The other day I was on a parenting website reading an article by a mom of one, soon to be a mom of two. She was basically talking about loving her job AND her family and making both work. It's a nice article by one of my favorite mommy bloggers. AND then I read the comments. Seriously, I have got to stop reading the comments. Because one commenter basically said that by putting your kid in daycare you are missing a chunk of their day and are therefore not a real family. Huh?
I guess in this person's world Moms stay home with kids and Dads go out and earn the money. And that is fine if you can make it work for you. I think most parents would ideally like to have one parent home with their child, Mom OR Dad. But if you can't and baby has to go to a daycare it doesn't make you less of a family. My mother worked on and off when I was growing up. I doubt it ever entered anyone's mind that we might not be a real family. Bub went to daycare when he was 10 months. He was watched my mom until then. So were we a real family then? He wasn't with a stranger. But he wasn't with a parent either. Where is the logical conclusion to this person's thinking. There isn't one. Because it's crazy.

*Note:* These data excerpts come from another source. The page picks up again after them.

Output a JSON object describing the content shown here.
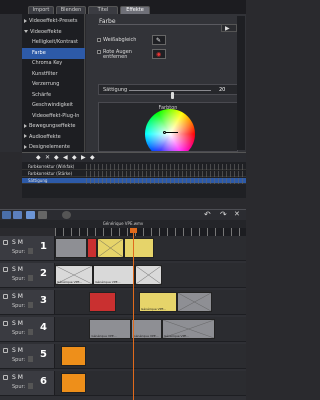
{
  "tabs": [
    "Import",
    "Blenden",
    "Titel",
    "Effekte"
  ],
  "active_tab": "Effekte",
  "effects_menu": [
    {
      "label": "Videoeffekt-Presets",
      "level": "cat",
      "arrow": "right"
    },
    {
      "label": "Videoeffekte",
      "level": "cat",
      "arrow": "down"
    },
    {
      "label": "Helligkeit/Kontrast",
      "level": "sub"
    },
    {
      "label": "Farbe",
      "level": "sub",
      "selected": true
    },
    {
      "label": "Chroma Key",
      "level": "sub"
    },
    {
      "label": "Kunstfilter",
      "level": "sub"
    },
    {
      "label": "Verzerrung",
      "level": "sub"
    },
    {
      "label": "Schärfe",
      "level": "sub"
    },
    {
      "label": "Geschwindigkeit",
      "level": "sub"
    },
    {
      "label": "Videoeffekt-Plug-In",
      "level": "sub"
    },
    {
      "label": "Bewegungseffekte",
      "level": "cat",
      "arrow": "right"
    },
    {
      "label": "Audioeffekte",
      "level": "cat",
      "arrow": "right"
    },
    {
      "label": "Designelemente",
      "level": "cat",
      "arrow": "right"
    }
  ],
  "settings": {
    "title": "Farbe",
    "checkbox_1": "Weißabgleich",
    "checkbox_2_line1": "Rote Augen",
    "checkbox_2_line2": "entfernen",
    "slider_label": "Sättigung",
    "slider_value": "20",
    "slider_fraction": 0.52,
    "colorwheel_label": "Farbton"
  },
  "keyframe_toolbar": [
    "◆",
    "✕",
    "◆",
    "◀",
    "◆",
    "▶",
    "◆"
  ],
  "keyframe_rows": [
    {
      "label": "Farbkorrektur (Wirkfak)"
    },
    {
      "label": "Farbkorrektur (Stärke)"
    },
    {
      "label": "Sättigung",
      "selected": true
    }
  ],
  "timeline_filename": "Générique VPE.wmv",
  "tracks": [
    {
      "num": "1",
      "sm": "S M",
      "spur": "Spur:",
      "clips": [
        {
          "color": "grey",
          "start": 0.0,
          "end": 0.17,
          "label": ""
        },
        {
          "color": "red",
          "start": 0.17,
          "end": 0.22,
          "label": ""
        },
        {
          "color": "yellow",
          "start": 0.22,
          "end": 0.36,
          "label": "",
          "x": true
        },
        {
          "color": "yellow",
          "start": 0.36,
          "end": 0.52,
          "label": ""
        }
      ]
    },
    {
      "num": "2",
      "sm": "S M",
      "spur": "Spur:",
      "clips": [
        {
          "color": "white",
          "start": 0.0,
          "end": 0.2,
          "label": "Générique VPE...",
          "x": true
        },
        {
          "color": "white",
          "start": 0.2,
          "end": 0.42,
          "label": "Générique VPE..."
        },
        {
          "color": "white",
          "start": 0.42,
          "end": 0.56,
          "label": "",
          "x": true
        }
      ]
    },
    {
      "num": "3",
      "sm": "S M",
      "spur": "Spur:",
      "clips": [
        {
          "color": "red",
          "start": 0.18,
          "end": 0.32,
          "label": ""
        },
        {
          "color": "yellow",
          "start": 0.44,
          "end": 0.64,
          "label": "Générique VPE..."
        },
        {
          "color": "grey",
          "start": 0.64,
          "end": 0.82,
          "label": "",
          "x": true
        }
      ]
    },
    {
      "num": "4",
      "sm": "S M",
      "spur": "Spur:",
      "clips": [
        {
          "color": "grey",
          "start": 0.18,
          "end": 0.4,
          "label": "Générique VPE..."
        },
        {
          "color": "grey",
          "start": 0.4,
          "end": 0.56,
          "label": "Générique VPE..."
        },
        {
          "color": "grey",
          "start": 0.56,
          "end": 0.84,
          "label": "Générique VPE...",
          "x": true
        }
      ]
    },
    {
      "num": "5",
      "sm": "S M",
      "spur": "Spur:",
      "clips": [
        {
          "color": "orange",
          "start": 0.03,
          "end": 0.16,
          "label": ""
        }
      ]
    },
    {
      "num": "6",
      "sm": "S M",
      "spur": "Spur:",
      "clips": [
        {
          "color": "orange",
          "start": 0.03,
          "end": 0.16,
          "label": ""
        }
      ]
    }
  ],
  "playhead_fraction": 0.41,
  "colors": {
    "selection": "#2d5aa8",
    "playhead": "#e06a1c"
  }
}
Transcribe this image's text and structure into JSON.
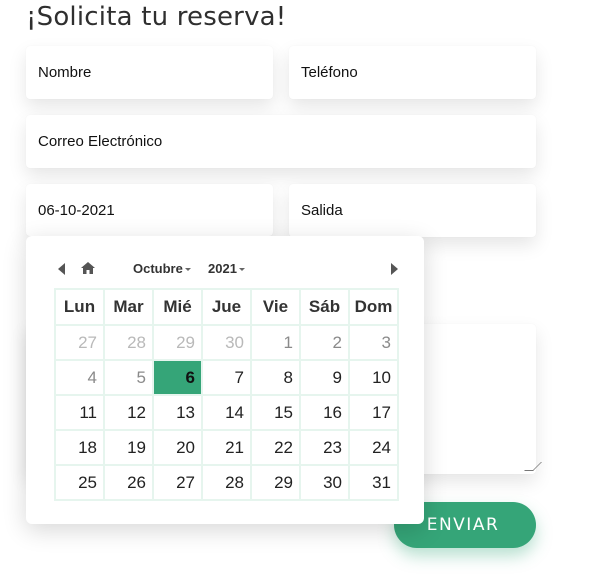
{
  "form": {
    "title": "¡Solicita tu reserva!",
    "name_placeholder": "Nombre",
    "phone_placeholder": "Teléfono",
    "email_placeholder": "Correo Electrónico",
    "arrival_value": "06-10-2021",
    "departure_placeholder": "Salida",
    "message_placeholder": "",
    "submit_label": "ENVIAR",
    "accent_color": "#35a578"
  },
  "calendar": {
    "month": "Octubre",
    "year": "2021",
    "prev_icon": "triangle-left-icon",
    "home_icon": "home-icon",
    "next_icon": "triangle-right-icon",
    "weekdays": [
      "Lun",
      "Mar",
      "Mié",
      "Jue",
      "Vie",
      "Sáb",
      "Dom"
    ],
    "weeks": [
      [
        "27",
        "28",
        "29",
        "30",
        "1",
        "2",
        "3"
      ],
      [
        "4",
        "5",
        "6",
        "7",
        "8",
        "9",
        "10"
      ],
      [
        "11",
        "12",
        "13",
        "14",
        "15",
        "16",
        "17"
      ],
      [
        "18",
        "19",
        "20",
        "21",
        "22",
        "23",
        "24"
      ],
      [
        "25",
        "26",
        "27",
        "28",
        "29",
        "30",
        "31"
      ]
    ],
    "selected_day": "6"
  }
}
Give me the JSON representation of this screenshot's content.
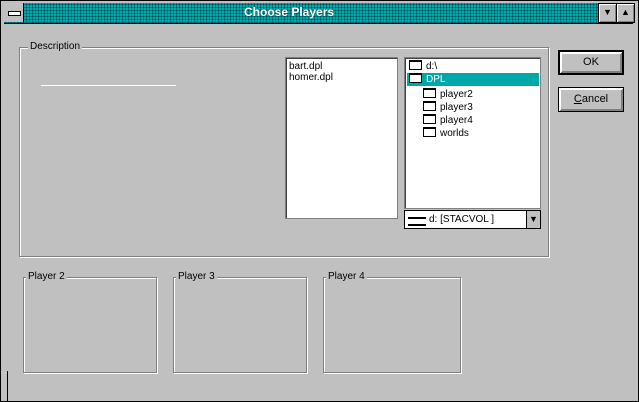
{
  "window": {
    "title": "Choose Players",
    "minimize_glyph": "▼",
    "maximize_glyph": "▲"
  },
  "description": {
    "label": "Description"
  },
  "files": {
    "items": [
      "bart.dpl",
      "homer.dpl"
    ]
  },
  "directories": {
    "items": [
      {
        "label": "d:\\",
        "selected": false,
        "icon": "open-folder-icon"
      },
      {
        "label": "DPL",
        "selected": true,
        "icon": "open-folder-icon"
      },
      {
        "label": "player2",
        "selected": false,
        "icon": "folder-icon"
      },
      {
        "label": "player3",
        "selected": false,
        "icon": "folder-icon"
      },
      {
        "label": "player4",
        "selected": false,
        "icon": "folder-icon"
      },
      {
        "label": "worlds",
        "selected": false,
        "icon": "folder-icon"
      }
    ]
  },
  "drive": {
    "value": "d: [STACVOL ]",
    "arrow_glyph": "▼"
  },
  "buttons": {
    "ok": "OK",
    "cancel_prefix": "",
    "cancel_underlined": "C",
    "cancel_rest": "ancel"
  },
  "players": {
    "player2": "Player 2",
    "player3": "Player 3",
    "player4": "Player 4"
  },
  "colors": {
    "accent": "#00a8a8",
    "face": "#c0c0c0"
  }
}
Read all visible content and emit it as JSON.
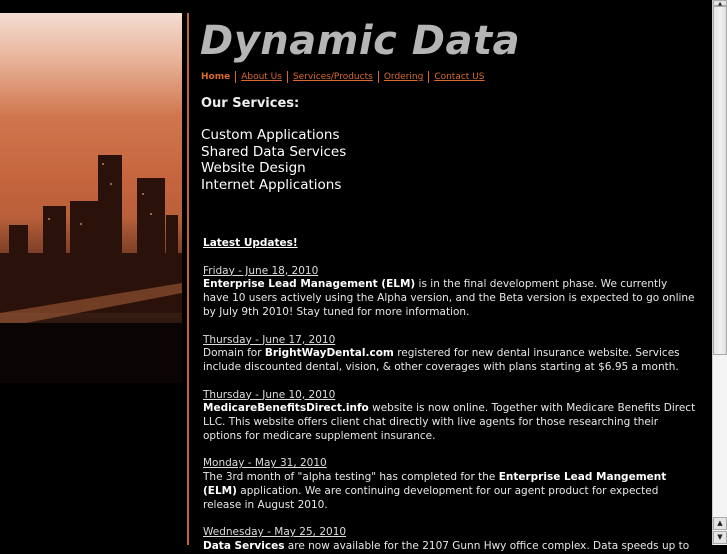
{
  "header": {
    "title": "Dynamic Data"
  },
  "nav": [
    {
      "label": "Home"
    },
    {
      "label": "About Us"
    },
    {
      "label": "Services/Products"
    },
    {
      "label": "Ordering"
    },
    {
      "label": "Contact US"
    }
  ],
  "services": {
    "heading": "Our Services:",
    "items": [
      "Custom Applications",
      "Shared Data Services",
      "Website Design",
      "Internet Applications"
    ]
  },
  "updates": {
    "heading": "Latest Updates!",
    "entries": [
      {
        "date": "Friday - June 18, 2010",
        "bold": "Enterprise Lead Management (ELM)",
        "text": " is in the final development phase.  We currently have 10 users actively using the Alpha version, and the Beta version is expected to go online by July 9th 2010!  Stay tuned for more information."
      },
      {
        "date": "Thursday - June 17, 2010",
        "pre": "Domain for ",
        "bold": "BrightWayDental.com",
        "text": " registered for new dental insurance website.  Services include discounted dental, vision, & other coverages with plans starting at $6.95 a month."
      },
      {
        "date": "Thursday - June 10, 2010",
        "bold": "MedicareBenefitsDirect.info",
        "text": " website is now online.  Together with Medicare Benefits Direct LLC.  This website offers client chat directly with live agents for those researching their options for medicare supplement insurance."
      },
      {
        "date": "Monday - May 31, 2010",
        "pre": "The 3rd month of \"alpha testing\" has completed for the ",
        "bold": "Enterprise Lead Mangement (ELM)",
        "text": " application.  We are continuing development for our agent product for expected release in August 2010."
      },
      {
        "date": "Wednesday - May 25, 2010",
        "bold": "Data Services",
        "text": " are now available for the 2107 Gunn Hwy office complex.  Data speeds up to"
      }
    ]
  },
  "colors": {
    "accent": "#d9692c",
    "background": "#000000",
    "title": "#b5b5b5"
  }
}
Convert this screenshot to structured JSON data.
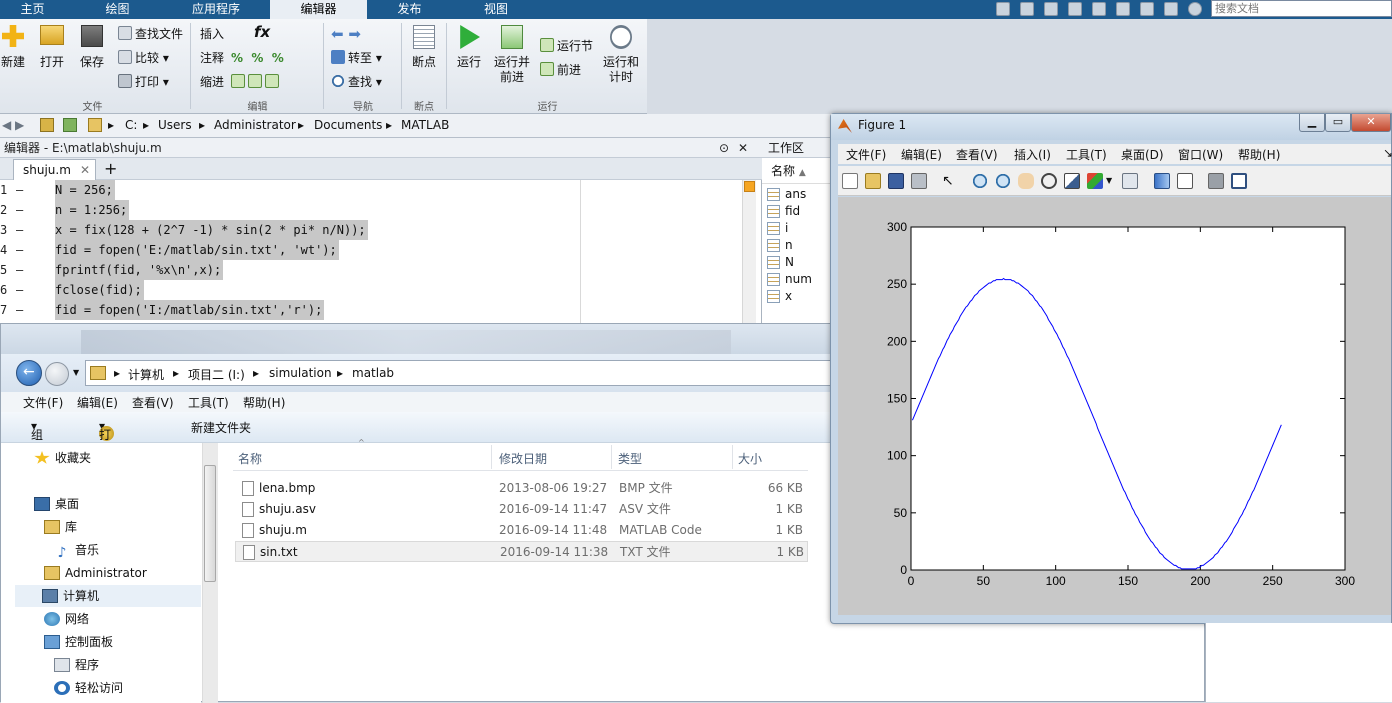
{
  "ribbon": {
    "tabs": [
      "主页",
      "绘图",
      "应用程序",
      "编辑器",
      "发布",
      "视图"
    ],
    "active_tab": "编辑器",
    "search_placeholder": "搜索文档",
    "file_group": {
      "new": "新建",
      "open": "打开",
      "save": "保存",
      "find_files": "查找文件",
      "compare": "比较",
      "print": "打印",
      "label": "文件"
    },
    "edit_group": {
      "insert": "插入",
      "comment": "注释",
      "indent": "缩进",
      "label": "编辑",
      "fx": "fx"
    },
    "nav_group": {
      "goto": "转至",
      "find": "查找",
      "label": "导航"
    },
    "bp_group": {
      "breakpoints": "断点",
      "label": "断点"
    },
    "run_group": {
      "run": "运行",
      "run_advance_1": "运行并",
      "run_advance_2": "前进",
      "run_section": "运行节",
      "advance": "前进",
      "run_time_1": "运行和",
      "run_time_2": "计时",
      "label": "运行"
    }
  },
  "address": {
    "parts": [
      "C:",
      "Users",
      "Administrator",
      "Documents",
      "MATLAB"
    ]
  },
  "editor": {
    "title": "编辑器 - E:\\matlab\\shuju.m",
    "tab": "shuju.m",
    "lines": [
      {
        "n": "1",
        "code": "N = 256;"
      },
      {
        "n": "2",
        "code": "n = 1:256;"
      },
      {
        "n": "3",
        "code": "x = fix(128 + (2^7 -1) * sin(2 * pi* n/N));"
      },
      {
        "n": "4",
        "code": "fid = fopen('E:/matlab/sin.txt', 'wt');"
      },
      {
        "n": "5",
        "code": "fprintf(fid, '%x\\n',x);"
      },
      {
        "n": "6",
        "code": "fclose(fid);"
      },
      {
        "n": "7",
        "code": "fid = fopen('I:/matlab/sin.txt','r');"
      }
    ]
  },
  "workspace": {
    "title": "工作区",
    "header": "名称",
    "vars": [
      "ans",
      "fid",
      "i",
      "n",
      "N",
      "num",
      "x"
    ]
  },
  "explorer": {
    "path": [
      "计算机",
      "项目二 (I:)",
      "simulation",
      "matlab"
    ],
    "menu": [
      "文件(F)",
      "编辑(E)",
      "查看(V)",
      "工具(T)",
      "帮助(H)"
    ],
    "toolbar": {
      "organize": "组织",
      "open": "打开",
      "new_folder": "新建文件夹"
    },
    "nav": [
      "收藏夹",
      "桌面",
      "库",
      "音乐",
      "Administrator",
      "计算机",
      "网络",
      "控制面板",
      "程序",
      "轻松访问"
    ],
    "columns": {
      "name": "名称",
      "date": "修改日期",
      "type": "类型",
      "size": "大小"
    },
    "files": [
      {
        "name": "lena.bmp",
        "date": "2013-08-06 19:27",
        "type": "BMP 文件",
        "size": "66 KB"
      },
      {
        "name": "shuju.asv",
        "date": "2016-09-14 11:47",
        "type": "ASV 文件",
        "size": "1 KB"
      },
      {
        "name": "shuju.m",
        "date": "2016-09-14 11:48",
        "type": "MATLAB Code",
        "size": "1 KB"
      },
      {
        "name": "sin.txt",
        "date": "2016-09-14 11:38",
        "type": "TXT 文件",
        "size": "1 KB"
      }
    ],
    "selected_file": "sin.txt"
  },
  "figure": {
    "title": "Figure 1",
    "menu": [
      "文件(F)",
      "编辑(E)",
      "查看(V)",
      "插入(I)",
      "工具(T)",
      "桌面(D)",
      "窗口(W)",
      "帮助(H)"
    ]
  },
  "chart_data": {
    "type": "line",
    "title": "",
    "xlabel": "",
    "ylabel": "",
    "xlim": [
      0,
      300
    ],
    "ylim": [
      0,
      300
    ],
    "xticks": [
      0,
      50,
      100,
      150,
      200,
      250,
      300
    ],
    "yticks": [
      0,
      50,
      100,
      150,
      200,
      250,
      300
    ],
    "grid": false,
    "series": [
      {
        "color": "#0000ff",
        "formula": "fix(128 + 127*sin(2*pi*n/256)), n = 1..256"
      }
    ]
  },
  "colors": {
    "ribbon_bar": "#1c5a8e",
    "line": "#0000ff",
    "selection": "#c7c7c7"
  }
}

The structure of the Family is something that is ever evolving. The Mom/Dad ratio is changing. Sometimes one of each, sometimes two of each, sometimes just one of either. And it's OK. It's OK for everyone's family to be different and to work differently. And sometimes someone can stay home with Baby and sometimes Baby goes to daycare. But Daycare is not raising baby. Parents raise babies, daycares watch them.
It's just like anything when raising a child. You seek out the best. You want the best. You do what you can for this person that you are responsible for. And if Baby has to go to daycare or mother's day out or grandma's house to be watched because both parents have to work then it doesn't make you less of a family. There is no less of a family. There is only family.